Кто бы его ни создал, кто мудрее и, мы надеемся, лучше нас, создал его в странных ограничениях и с болезненными условиями удовольствия... Но время от времени люди вскакивают с чем-то новым и говорят, что все можно получить без жертв, что плохое — это хорошо, если вы только просвещены, и что нет никакой реальной разницы между тем, чтобы быть побритым, и не быть побритым. Разница, говорят они, — это лишь разница в степени; все эволюционно и относительно. Выбритость имманентна человеку... Я был глубоко заинтересован тем, что вы рассказали мне о Новом Бритье. Вы когда-нибудь слышали о вещи под названием Новое Богословие?» Он улыбнулся и сказал, что нет.

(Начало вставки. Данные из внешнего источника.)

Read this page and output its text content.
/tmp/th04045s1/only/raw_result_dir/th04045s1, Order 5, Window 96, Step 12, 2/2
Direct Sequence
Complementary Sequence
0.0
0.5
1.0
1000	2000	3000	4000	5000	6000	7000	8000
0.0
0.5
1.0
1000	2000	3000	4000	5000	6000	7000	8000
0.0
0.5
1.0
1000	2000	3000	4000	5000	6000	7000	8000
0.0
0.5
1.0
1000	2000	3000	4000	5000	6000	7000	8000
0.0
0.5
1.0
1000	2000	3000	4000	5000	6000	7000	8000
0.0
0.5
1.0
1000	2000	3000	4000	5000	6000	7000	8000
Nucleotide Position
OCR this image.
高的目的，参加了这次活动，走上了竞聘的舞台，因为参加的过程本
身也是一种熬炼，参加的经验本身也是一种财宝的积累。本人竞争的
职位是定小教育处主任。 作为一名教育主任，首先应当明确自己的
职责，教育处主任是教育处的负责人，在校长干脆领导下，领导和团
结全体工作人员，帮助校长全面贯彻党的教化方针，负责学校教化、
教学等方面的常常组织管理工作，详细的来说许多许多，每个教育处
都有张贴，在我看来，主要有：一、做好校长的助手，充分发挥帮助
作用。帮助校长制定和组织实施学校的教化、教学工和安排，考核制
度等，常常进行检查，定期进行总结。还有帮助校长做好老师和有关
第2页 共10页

В отличие от всего этого, мистер Честертон убежден, что факты должны быть приняты непоколебимо и в их целостности. С характерным мужеством он идет прямо к корню дела и начинает с факта греха. «Если верно (как это, безусловно, так), что человек может испытывать изысканное счастье, сдирая шкуру с кошки, то религиозный философ может сделать только один из двух выводов. Он должен либо отрицать существование Бога, как делают все атеисты; либо он должен отрицать нынешний союз между Богом и человеком, как делают все христиане. Новые богословы, кажется, считают высокорационалистическим решением отрицать кошку». Это как если бы он сказал: здесь у вас есть прямой и недвусмысленный опыт. Человек знает свой грех так же, как знает самого себя. Он может объяснить его тем или иным способом. Он может интерпретировать вселенную соответственно в терминах либо рая, либо ада. Но единственное неразумное и невозможное действие — это отрицать сам опыт.

Именно так он относится к вопросу веры по всей линии. Если вы собираетесь быть христианином или даже справедливо судить о христианстве, вы должны принять все учение Христа со всеми его противоречиями, парадоксами и прочим. Некоторые люди выбирают его милосердие, другие — его социальное учение, третьи — его моральную неумолимость и так далее, и отвергают все остальное. Каждый из этих аспектов христианской веры, несомненно, очень интересен, но ни один из них сам по себе не является адекватным представлением Христа. «Они разорвали душу Христа на глупые полоски, назвав их эгоизмом и альтруизмом, и они одинаково озадачены Его безумным величием и Его безумной кротостью. Они разделили Его одежды между собой, и о Его хитоне бросали жребий; хотя хитон был не сшитый, а весь тканый сверху».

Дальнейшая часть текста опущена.